Moore creates winning atmosphere

Women’s cross country and track and field head coach Darlene Moore’s persona and coaching style can all be summed up in one word, “Aggressive.”

Coach Moore is a 12-year coaching veteran who was brought to Florida A&M after short stints with Fort Valley State University and her alma mater, Albany State University.

“I got my coaching start at Fort Valley State University. The women’s team had been finishing in the lower tier of the conference and they felt the men’s coach, who was coaching both teams, had been putting more emphasis on the men’s side,” Moore said.

It was her first coaching job and she credited her husband’s assistance in making the transition a smooth one.

 “I had never coached anything, but the transition wasn’t as hard for me as it would be for some.” Moore said. “I was coming into the profession at an older age and my husband was the head basketball coach at the university. It allowed him to give me tutelage and advice so that I could avoid some rookie coaching mistakes.”

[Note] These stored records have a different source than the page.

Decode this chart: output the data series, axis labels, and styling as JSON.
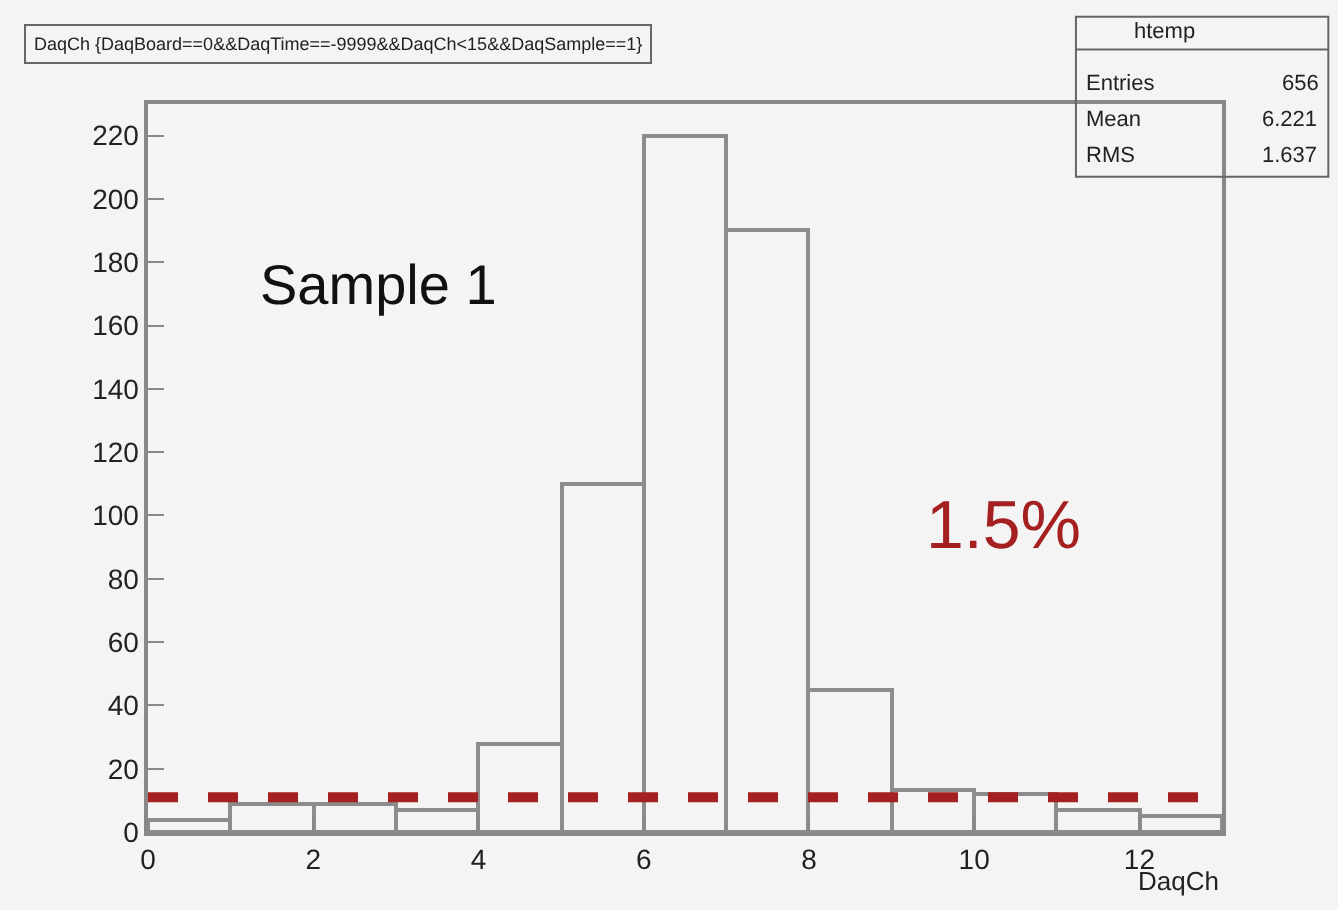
{
  "chart_data": {
    "type": "histogram",
    "title": "DaqCh {DaqBoard==0&&DaqTime==-9999&&DaqCh<15&&DaqSample==1}",
    "xlabel": "DaqCh",
    "bins": [
      0,
      1,
      2,
      3,
      4,
      5,
      6,
      7,
      8,
      9,
      10,
      11,
      12,
      13
    ],
    "values": [
      4,
      9,
      9,
      7,
      28,
      110,
      220,
      190,
      45,
      13,
      12,
      7,
      5
    ],
    "color": "#8c8c8c",
    "xlim": [
      0,
      13
    ],
    "xticks": [
      0,
      2,
      4,
      6,
      8,
      10,
      12
    ],
    "ylim": [
      0,
      230
    ],
    "yticks": [
      0,
      20,
      40,
      60,
      80,
      100,
      120,
      140,
      160,
      180,
      200,
      220
    ],
    "grid": false,
    "ref_lines": [
      {
        "axis": "y",
        "value": 11,
        "color": "#a52020",
        "line_style": "dashed"
      }
    ],
    "annotations": [
      "htemp",
      "Entries",
      "656",
      "Mean",
      "6.221",
      "RMS",
      "1.637",
      "Sample 1",
      "1.5%"
    ]
  }
}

Moore’s achievements and aggressive approach to recruiting were two reasons that helped her land the job as Florida A&M’s coach last year.

Her resume itself includes:  12 straight conference championships, 71 conference champions, two NCAA national champions, 7 NCAA runner-up champions, 15 NCAA track and field All-Americans, being the eight-time SIAC (Southern Intercollegiate Athletic Conference) Coach of the Year and three-time NCAA region coach of the year.

“I was brought to FAMU because of my winning record and being a top recruiter in the country,” Moore said.

She was also Georgia Female College Coach of the Year in 2002, beating out the University of Georgia’s Gymnastics coach and the Georgia Tech women’s basketball coach. During the same year she clinched the National female track coach of the year award.

Upon Moore’s arrival at FAMU, she was asked to coach the men’s and women’s teams.  In order to avoid the same mistakes as her predecessor at Fort Valley, she used a motto that she learned at a young age.

 “What you do for one, you must do for the others. So when I played a mutual role, I had to treat the athletes all the same,” Moore said.

Being a former student athlete at Albany State, she has used what she learned to grow closer to her athletes in ways other than being a coach.

Sophomore Lamere Buchanan praised Coach Moore and her ability to sooth her athletes.

“I love coach. She was the best coach I ever had, even if it was only for a year,” Buchanan said. “She treats us just like a mom, and she cares like one too.”

Junior Shuaib Winters credited Moore for part of his development as the MEAC cross country individual champion.

“She was an athlete, a good one at that. She knows how to win, and because I listened so do I,” Winters said.

Moore and her husband elected not to have kids, so to her the athletes garner the attention and take the role of her children.

 “I credit my success to my student athletes. If it weren’t for them I couldn’t have accomplished the things I did,” she said. If they need something and as a coach I have to go lacking, then I will go lacking.”